The takers, on the other hand, are those dependent upon the creative wealth-making of the innovative capitalists, either by greedily demanding excessive wages and benefits if workers, or social handouts if impoverished.

But in actuality the “makers” are themselves takers. They may possess the means to fund the implementation of their ideas, but they take the labor of the worker to accomplish their ends. Without it, they cannot make anything, let alone wealth. And as recently documented here, in fact the takers are taking more than ever, to an obscene degree, even while workers’ wages are declining and worker productivity is increasing.
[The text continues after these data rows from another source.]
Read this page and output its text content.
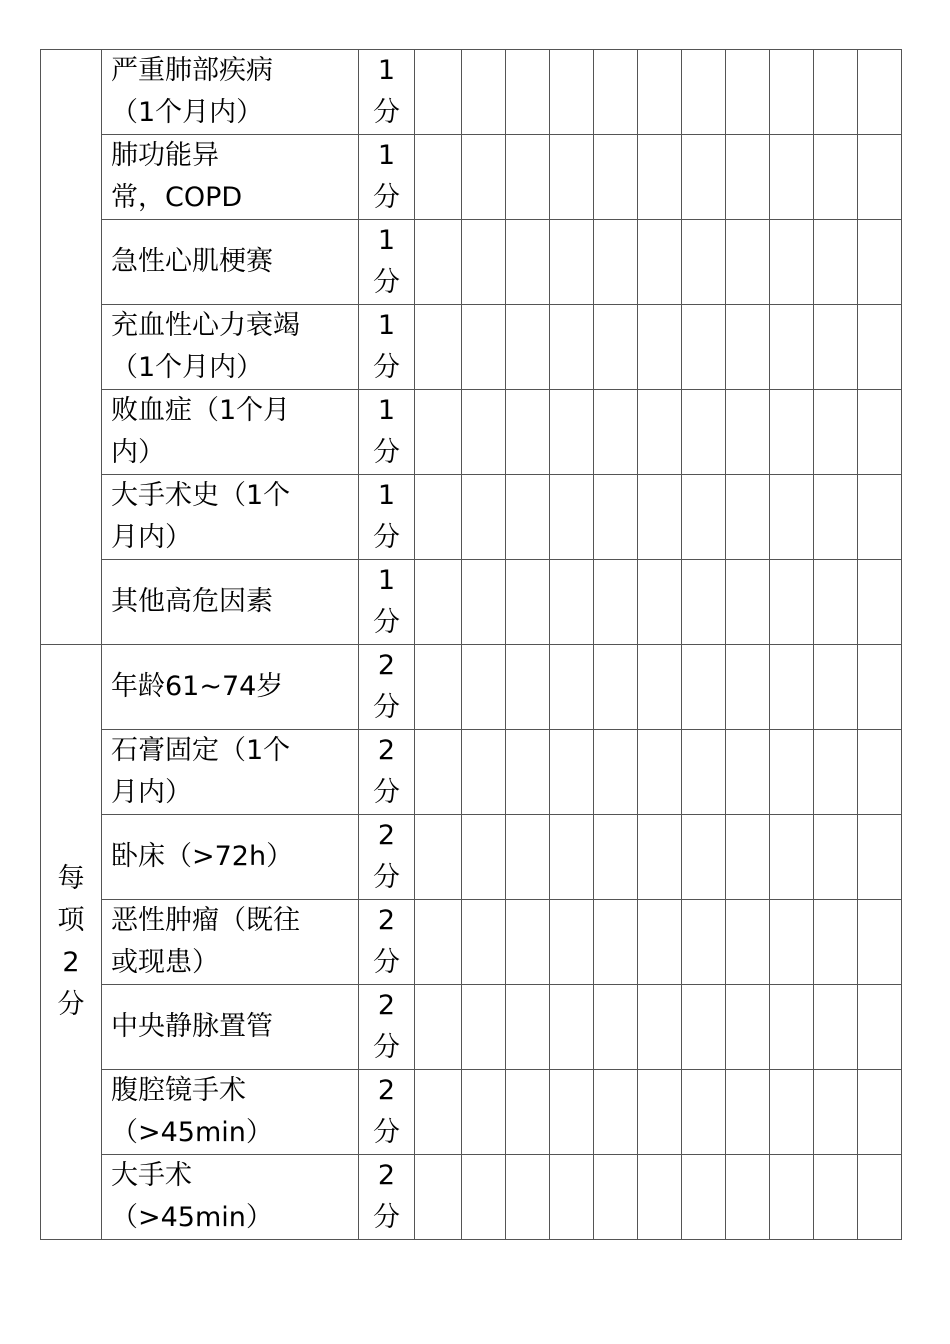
	严重肺部疾病
（1个月内）	1
分											

	肺功能异
常，COPD	1
分											

	急性心肌梗赛	1
分											

	充血性心力衰竭
（1个月内）	1
分											

	败血症（1个月
内）	1
分											

	大手术史（1个
月内）	1
分											

	其他高危因素	1
分											

每项2分	年龄61~74岁	2
分											

	石膏固定（1个
月内）	2
分											

	卧床（>72h）	2
分											

	恶性肿瘤（既往
或现患）	2
分											

	中央静脉置管	2
分											

	腹腔镜手术
（>45min）	2
分											

	大手术
（>45min）	2
分											
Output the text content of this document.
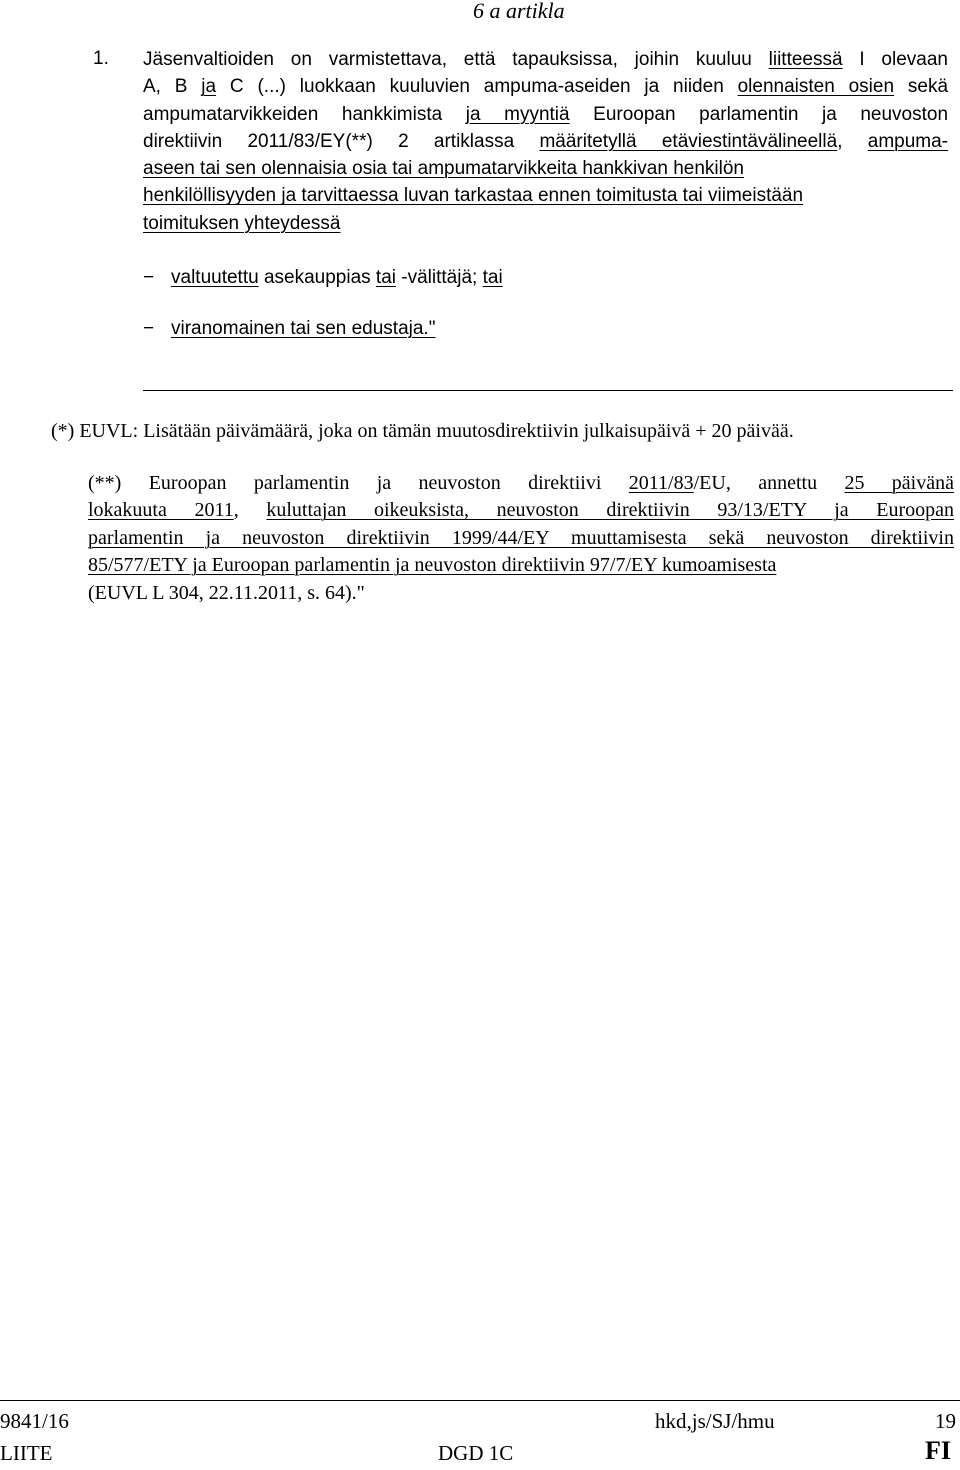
6 a artikla
1. Jäsenvaltioiden on varmistettava, että tapauksissa, joihin kuuluu liitteessä I olevaan
A, B ja C (...) luokkaan kuuluvien ampuma-aseiden ja niiden olennaisten osien sekä
ampumatarvikkeiden hankkimista ja myyntiä Euroopan parlamentin ja neuvoston
direktiivin 2011/83/EY(**) 2 artiklassa määritetyllä etäviestintävälineellä, ampuma-
aseen tai sen olennaisia osia tai ampumatarvikkeita hankkivan henkilön
henkilöllisyyden ja tarvittaessa luvan tarkastaa ennen toimitusta tai viimeistään
toimituksen yhteydessä
− valtuutettu asekauppias tai -välittäjä; tai
− viranomainen tai sen edustaja."
(*) EUVL: Lisätään päivämäärä, joka on tämän muutosdirektiivin julkaisupäivä + 20 päivää.
(**) Euroopan parlamentin ja neuvoston direktiivi 2011/83/EU, annettu 25 päivänä
lokakuuta 2011, kuluttajan oikeuksista, neuvoston direktiivin 93/13/ETY ja Euroopan
parlamentin ja neuvoston direktiivin 1999/44/EY muuttamisesta sekä neuvoston direktiivin
85/577/ETY ja Euroopan parlamentin ja neuvoston direktiivin 97/7/EY kumoamisesta
(EUVL L 304, 22.11.2011, s. 64)."
9841/16	hkd,js/SJ/hmu	19
LIITE	DGD 1C	FI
I was thinking of this when I heard that Michigan, of all places, had become a so-called “right to work” state. It came to this fate because of a strong Republican majority in the state legislature. Like Ohio, this was in spite of the fact that Democrats got more votes than Republicans in the recent election, 2.3 million to 2.1 million. The majority is held because of “gerrymandering”, ie, creative shaping of congressional districts to ensure a majority.

And they call it Democracy.

In Michigan, with the new law you will soon be able to work for a company where the union, through collective bargaining, has won decent wages and benefits and will defend your rights in the work place. And you can get all this without contributing to the organization that has directly benefited you.
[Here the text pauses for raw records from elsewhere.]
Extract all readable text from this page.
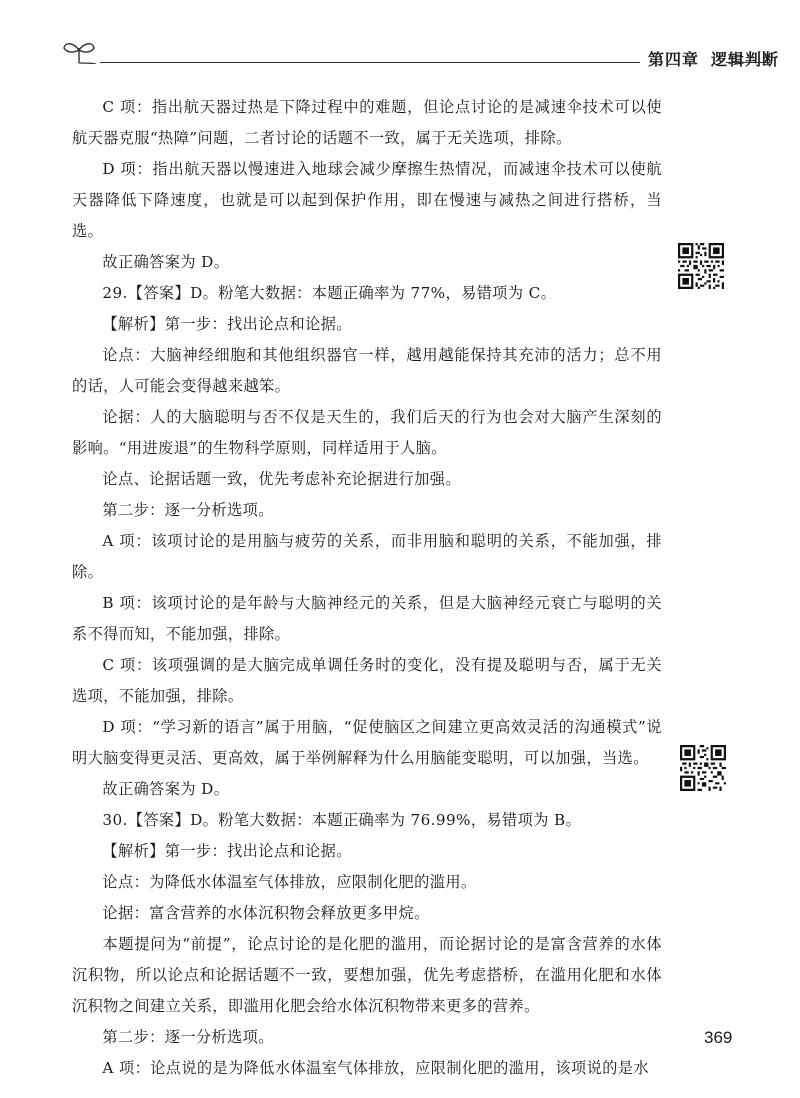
第四章 逻辑判断

C 项：指出航天器过热是下降过程中的难题，但论点讨论的是减速伞技术可以使航天器克服“热障”问题，二者讨论的话题不一致，属于无关选项，排除。

D 项：指出航天器以慢速进入地球会减少摩擦生热情况，而减速伞技术可以使航天器降低下降速度，也就是可以起到保护作用，即在慢速与减热之间进行搭桥，当选。

故正确答案为 D。

29.【答案】D。粉笔大数据：本题正确率为 77%，易错项为 C。

【解析】第一步：找出论点和论据。

论点：大脑神经细胞和其他组织器官一样，越用越能保持其充沛的活力；总不用的话，人可能会变得越来越笨。

论据：人的大脑聪明与否不仅是天生的，我们后天的行为也会对大脑产生深刻的影响。“用进废退”的生物科学原则，同样适用于人脑。

论点、论据话题一致，优先考虑补充论据进行加强。

第二步：逐一分析选项。

A 项：该项讨论的是用脑与疲劳的关系，而非用脑和聪明的关系，不能加强，排除。

B 项：该项讨论的是年龄与大脑神经元的关系，但是大脑神经元衰亡与聪明的关系不得而知，不能加强，排除。

C 项：该项强调的是大脑完成单调任务时的变化，没有提及聪明与否，属于无关选项，不能加强，排除。

D 项：“学习新的语言”属于用脑，“促使脑区之间建立更高效灵活的沟通模式”说明大脑变得更灵活、更高效，属于举例解释为什么用脑能变聪明，可以加强，当选。

故正确答案为 D。

30.【答案】D。粉笔大数据：本题正确率为 76.99%，易错项为 B。

【解析】第一步：找出论点和论据。

论点：为降低水体温室气体排放，应限制化肥的滥用。

论据：富含营养的水体沉积物会释放更多甲烷。

本题提问为“前提”，论点讨论的是化肥的滥用，而论据讨论的是富含营养的水体沉积物，所以论点和论据话题不一致，要想加强，优先考虑搭桥，在滥用化肥和水体沉积物之间建立关系，即滥用化肥会给水体沉积物带来更多的营养。

第二步：逐一分析选项。

A 项：论点说的是为降低水体温室气体排放，应限制化肥的滥用，该项说的是水

369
Sounds like someone is a “taker”.

But there is hope, based upon experience, that most people will not be so greedy and ungrateful.

The Postal Service, for example, works like this. There is no obligation to join the union, even though the union is obliged contractually to represent non-union workers just as if they were members. But 93% of letter carriers do, in fact, belong to the union. Most people, is seems, know that it is wrong to not contribute to what has benefited them (hugely).

Personally, if you want the “right to work” that is fine with me, but you should get none of the benefits of union membership. If a boss wants to fire you because he doesn’t like your face, you are on your own. If you are sick, you can argue for paid sick days on your own. If collective bargaining brings a wage increase, you don’t automatically get to receive it; you must go to the boss and make your case. Want a vacation? Argue with the boss. A paid vacation? Make uyour case. And so on. It is a cliché, but “right to work” really means “right to work for less”, if taken to its logical conclusion, which of course it isn’t.

If you don’t want to join the union, fine. But don’t just be a taker.